Coder Social home page Coder Social logo

Comments (11)

vchekan avatar vchekan commented on August 14, 2024

This error sounds familiar. I'll make pre-release nuget package to either add more debugging info or a patch.

from kafka4net.

vikmv avatar vikmv commented on August 14, 2024

Managed to reproduce it.

Steps to reproduce:

  • Prerequisites: 3 Kafka brokers [1,2,3] and one topic with one partition. Partition leader = 2
  • Stop 2nd broker (so, the leader now will be 1 or 3)
  • Create the producer (seed brokers = [1,2,3])
  • It will receive metadata about 2 brokers only - 1 and 3
  • At this point - writes are successful
  • Start 2nd broker and wait for or force preferred replica election
  • ERROR kafka4net.Internal.PartitionRecoveryMonitor received MetadataResponse for broker that is not yet in our list (2)!
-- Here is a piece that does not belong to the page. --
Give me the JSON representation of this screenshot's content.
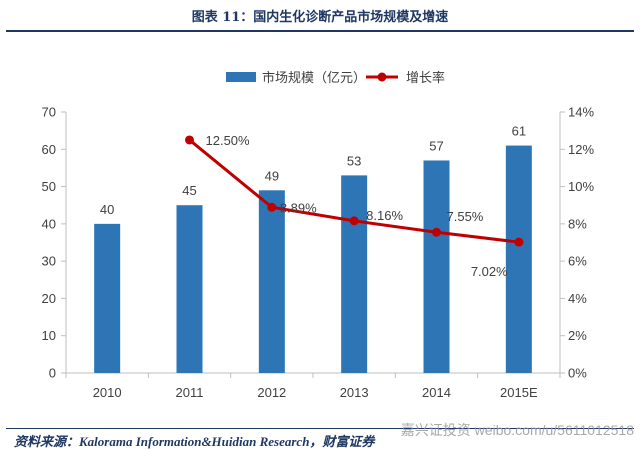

Found the code that is responsible for this. Will try to fix it.

from kafka4net.

vchekan avatar vchekan commented on August 14, 2024

Great info Viktor!
"force preferred replica election": I think here is the problem, I have no single unit test to cover forced reelection. Will add it to the issues.
I should be able to work on it tomorrow.

from kafka4net.

vikmv avatar vikmv commented on August 14, 2024

It doesn't matter if it was forced election or just an ordinary election.
The main reason - when Producer is created - only 2 out of 3 brokers are available.

So when topic metadata is retrieved, MergeTopicMeta is called but this code

newBrokers.Where(b => b.NodeId != -99).ForEach(b => _newBrokerSubject.OnNext(b));

adds only 1st and 3rd brokers (2nd is not available at the moment)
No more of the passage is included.